A Dual Exhibition Of Contemporary Danish Photographers In Budapest
- 8 Mar 2010 12:00 AM
This year Denmark will be the Guest of Honour at the Budapest Spring Festival.
Under the auspices of the Festival and their country’s guest status, four Danish photographers will exhibit their works at two venues: Nessim Gallery and Budapest Gallery from March 24. The exhibitions are the result of our cooperation with the Danish Cultural Institute.
The exhibition at Budapest Gallery by Per Bak Jensen and Ebbe Stub Wittrup is organized around the meaning and display of landscapes. Per Bak Jensen is a decisive figure of Danish photography, a regular exhibitor for over 30 years at numerous venues from Houston to Marseille, Tokyo to Vienna. Budapest Gallery is displaying a selection of his works created in the last ten years. Per Bak Jensen considers the countryside being a force allied with time, never rushing forward, never lagging behind.
The dignity of countryside and time is embodied in huge pictures. The work Wandering Rock was nominated for the BMW prize at the Paris Photo in 2009.
As for Ebbe Stub Witrup, a box of found slides from a hiking trip in Norway in the late 1950’ies creates a conceptual framework for his Presumed Reality project. The use of digital tools has made some details of the original pictures sharper or hazier. All the pictures hold their viewer in suspense, unsure if the depicted scenes are real, as the photos simultaneously display the uncertain and the reinforcing elements.

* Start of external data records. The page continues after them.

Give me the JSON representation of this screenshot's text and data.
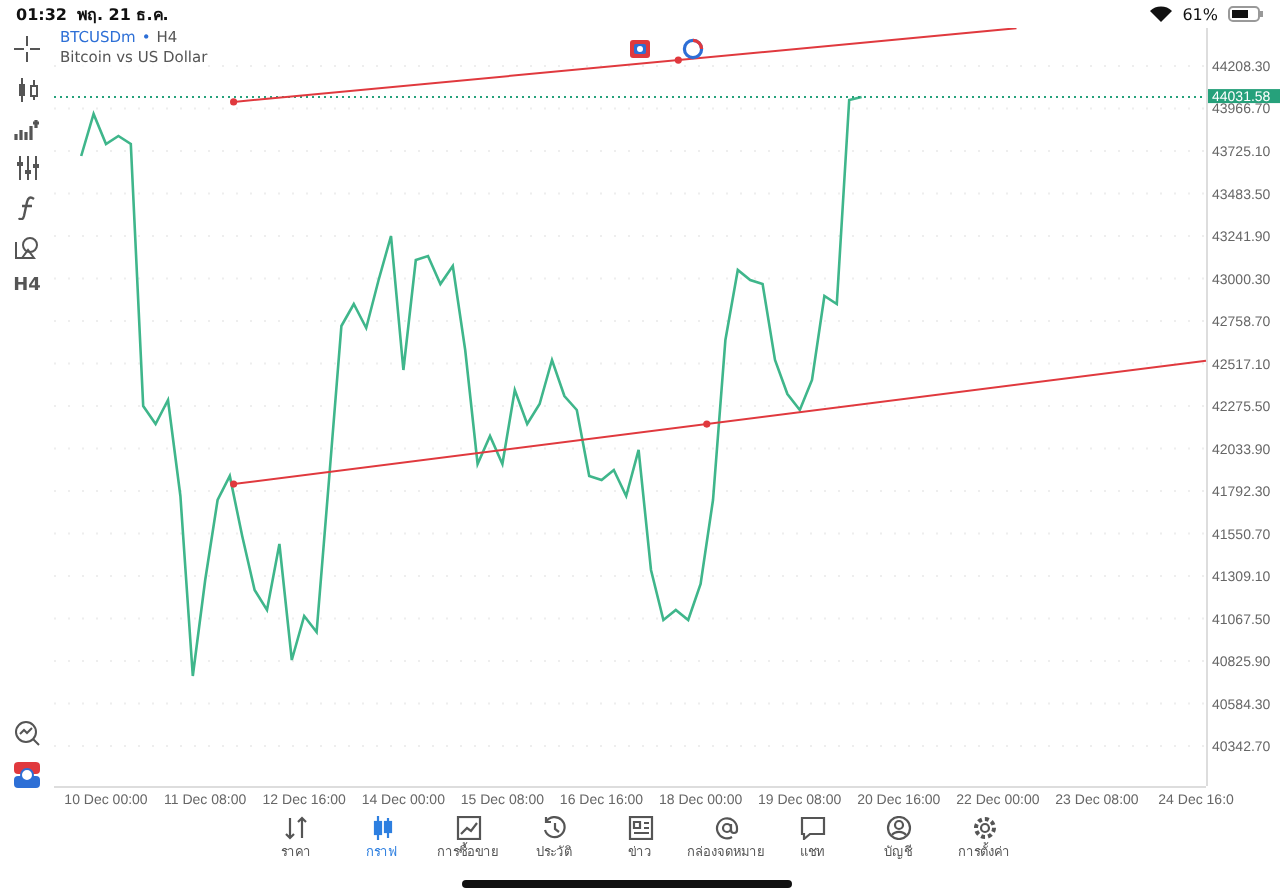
{
  "status_bar": {
    "time": "01:32",
    "date": "พฤ. 21 ธ.ค.",
    "battery": "61%"
  },
  "toolbar": {
    "timeframe": "H4"
  },
  "symbol": {
    "name": "BTCUSDm",
    "separator": "•",
    "timeframe": "H4",
    "description": "Bitcoin vs US Dollar"
  },
  "chart": {
    "chart_data": {
      "type": "line",
      "categories": [
        null,
        null,
        null,
        null,
        "10 Dec 00:00",
        null,
        null,
        null,
        null,
        null,
        null,
        null,
        "11 Dec 08:00",
        null,
        null,
        null,
        null,
        null,
        null,
        null,
        "12 Dec 16:00",
        null,
        null,
        null,
        null,
        null,
        null,
        null,
        "14 Dec 00:00",
        null,
        null,
        null,
        null,
        null,
        null,
        null,
        "15 Dec 08:00",
        null,
        null,
        null,
        null,
        null,
        null,
        null,
        "16 Dec 16:00",
        null,
        null,
        null,
        null,
        null,
        null,
        null,
        "18 Dec 00:00",
        null,
        null,
        null,
        null,
        null,
        null,
        null,
        "19 Dec 08:00",
        null,
        null,
        null,
        null,
        null,
        null,
        null,
        "20 Dec 16:00",
        null,
        null,
        null,
        null,
        null,
        null,
        null,
        "22 Dec 00:00",
        null,
        null,
        null,
        null,
        null,
        null,
        null,
        "23 Dec 08:00",
        null,
        null,
        null,
        null,
        null,
        null,
        null,
        "24 Dec 16:0"
      ],
      "series": [
        {
          "color": "#3fb68b",
          "values": [
            null,
            null,
            43697,
            43935,
            43765,
            43810,
            43765,
            42276,
            42173,
            42310,
            41764,
            40741,
            41287,
            41741,
            41878,
            41537,
            41230,
            41116,
            41491,
            40832,
            41082,
            40991,
            41855,
            42730,
            42855,
            42719,
            42992,
            43242,
            42480,
            43106,
            43128,
            42969,
            43071,
            42594,
            41946,
            42105,
            41946,
            42367,
            42173,
            42287,
            42537,
            42332,
            42253,
            41878,
            41855,
            41912,
            41764,
            42026,
            41343,
            41059,
            41116,
            41059,
            41264,
            41741,
            42651,
            43049,
            42992,
            42969,
            42537,
            42344,
            42253,
            42423,
            42901,
            42855,
            44015,
            44032,
            null,
            null,
            null,
            null,
            null,
            null,
            null,
            null,
            null,
            null,
            null,
            null,
            null,
            null,
            null,
            null,
            null,
            null,
            null,
            null,
            null,
            null,
            null,
            null,
            null,
            null,
            null
          ]
        }
      ],
      "ylim": [
        40126.8,
        44424.3
      ],
      "grid": true,
      "yticks": [
        {
          "value": 44208.3,
          "label": "44208.30"
        },
        {
          "value": 43966.7,
          "label": "43966.70"
        },
        {
          "value": 43725.1,
          "label": "43725.10"
        },
        {
          "value": 43483.5,
          "label": "43483.50"
        },
        {
          "value": 43241.9,
          "label": "43241.90"
        },
        {
          "value": 43000.3,
          "label": "43000.30"
        },
        {
          "value": 42758.7,
          "label": "42758.70"
        },
        {
          "value": 42517.1,
          "label": "42517.10"
        },
        {
          "value": 42275.5,
          "label": "42275.50"
        },
        {
          "value": 42033.9,
          "label": "42033.90"
        },
        {
          "value": 41792.3,
          "label": "41792.30"
        },
        {
          "value": 41550.7,
          "label": "41550.70"
        },
        {
          "value": 41309.1,
          "label": "41309.10"
        },
        {
          "value": 41067.5,
          "label": "41067.50"
        },
        {
          "value": 40825.9,
          "label": "40825.90"
        },
        {
          "value": 40584.3,
          "label": "40584.30"
        },
        {
          "value": 40342.7,
          "label": "40342.70"
        }
      ]
    },
    "current_price": {
      "label": "44031.58"
    }
  },
  "tab_bar": [
    {
      "label": "ราคา",
      "selected": false
    },
    {
      "label": "กราฟ",
      "selected": true
    },
    {
      "label": "การซื้อขาย",
      "selected": false
    },
    {
      "label": "ประวัติ",
      "selected": false
    },
    {
      "label": "ข่าว",
      "selected": false
    },
    {
      "label": "กล่องจดหมาย",
      "selected": false
    },
    {
      "label": "แชท",
      "selected": false
    },
    {
      "label": "บัญชี",
      "selected": false
    },
    {
      "label": "การตั้งค่า",
      "selected": false
    }
  ]
}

One of the series’ pictures was among the 10 best candidates for the BMW Prize at the ParisPhoto exhibition in 2007. Ebbe Stub Wittrup is represented in many major public and private collections. Ebbe Stub Witrup – Preasumed Reality#1Nessim Gallery will exhibit two series of photographs by Trine Søndergaard and Torben Eskerod.

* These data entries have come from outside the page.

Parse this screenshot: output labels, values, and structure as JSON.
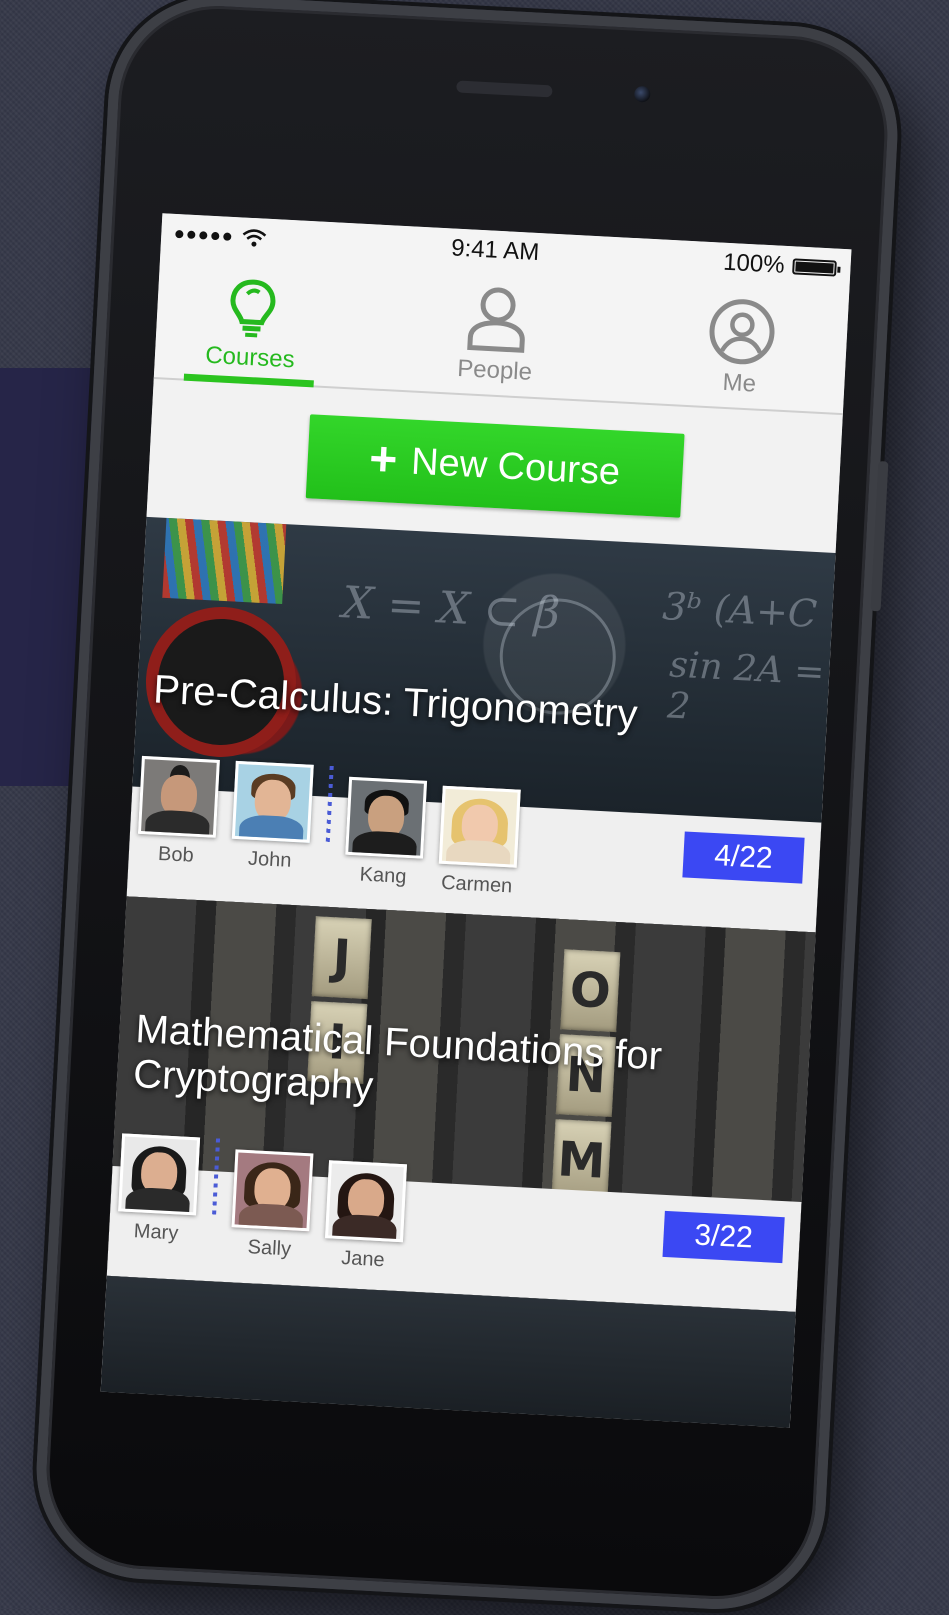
{
  "status_bar": {
    "time": "9:41 AM",
    "battery": "100%",
    "battery_level": 1.0
  },
  "tabs": [
    {
      "label": "Courses",
      "icon": "lightbulb-icon",
      "active": true
    },
    {
      "label": "People",
      "icon": "person-icon",
      "active": false
    },
    {
      "label": "Me",
      "icon": "profile-circle-icon",
      "active": false
    }
  ],
  "new_course_button": {
    "plus": "+",
    "label": "New Course"
  },
  "courses": [
    {
      "title": "Pre-Calculus: Trigonometry",
      "progress": "4/22",
      "members": [
        "Bob",
        "John",
        "Kang",
        "Carmen"
      ]
    },
    {
      "title": "Mathematical Foundations for Cryptography",
      "progress": "3/22",
      "members": [
        "Mary",
        "Sally",
        "Jane"
      ]
    }
  ],
  "colors": {
    "accent_green": "#25b91e",
    "badge_blue": "#3b48f3",
    "background": "#353848",
    "panel": "#262548"
  }
}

Trine Søndergaard’s first-ever series won the Albert Renger-Patzsch award upon its publication in 2000. Her work has been featured in numerous solo and group exhibitions around the world, and is represented in major public and private collections. Trine Søndergaard has also exhibited and published extensively with the Danish artist Nicolai Howalt. Their collaborations include the series How to Hunt published by ArtPeople in 2005 and winning the special prize of ParisPhoto in 2006.

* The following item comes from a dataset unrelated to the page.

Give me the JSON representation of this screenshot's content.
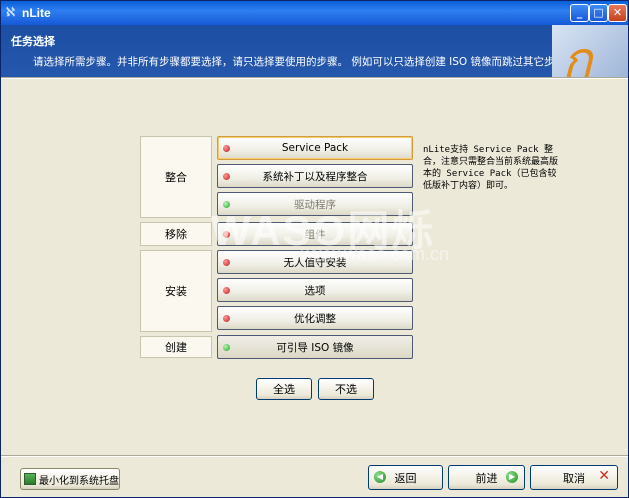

The pieces of the new series Monochrome Portraits feature indescribable colours. Each portrait features a different shade, a delicately separate entity. Silvery purples and transparent greys. A definite sign in which the face may appear. Who sees what in his own portrait? The outlines of the head, the colour: that is all. This is Trine Sondergaard, the photographer waiting for the moment when a tiny motion forces us to face ourselves in the very instant when we feel identical with ourselves and the universe.
The other Danish photographer, Torben Eskerod, makes quite different portraits. From the tombstones of Campo Verano in Rome he collected the pictures characterizing the deceased. Here are the proud officials, grave-faced mothers, smiling charmers and dove-eyed women in love. We will never know why it was these pics and not others that went on the tombstones. Nor do we know how old these people were when they were buried.
What we know, however, is how they are remembered. We can see the result of the discussions in the course of which family and friends decided which photo to take to the monumental mason. We can see these mortals were proudly loved.
Hardly any of them are middle-aged, not to say old. These tombstone photos depict mostly young people. They either died young or their families wanted to remember them as young, preserving the memory of their proudest years."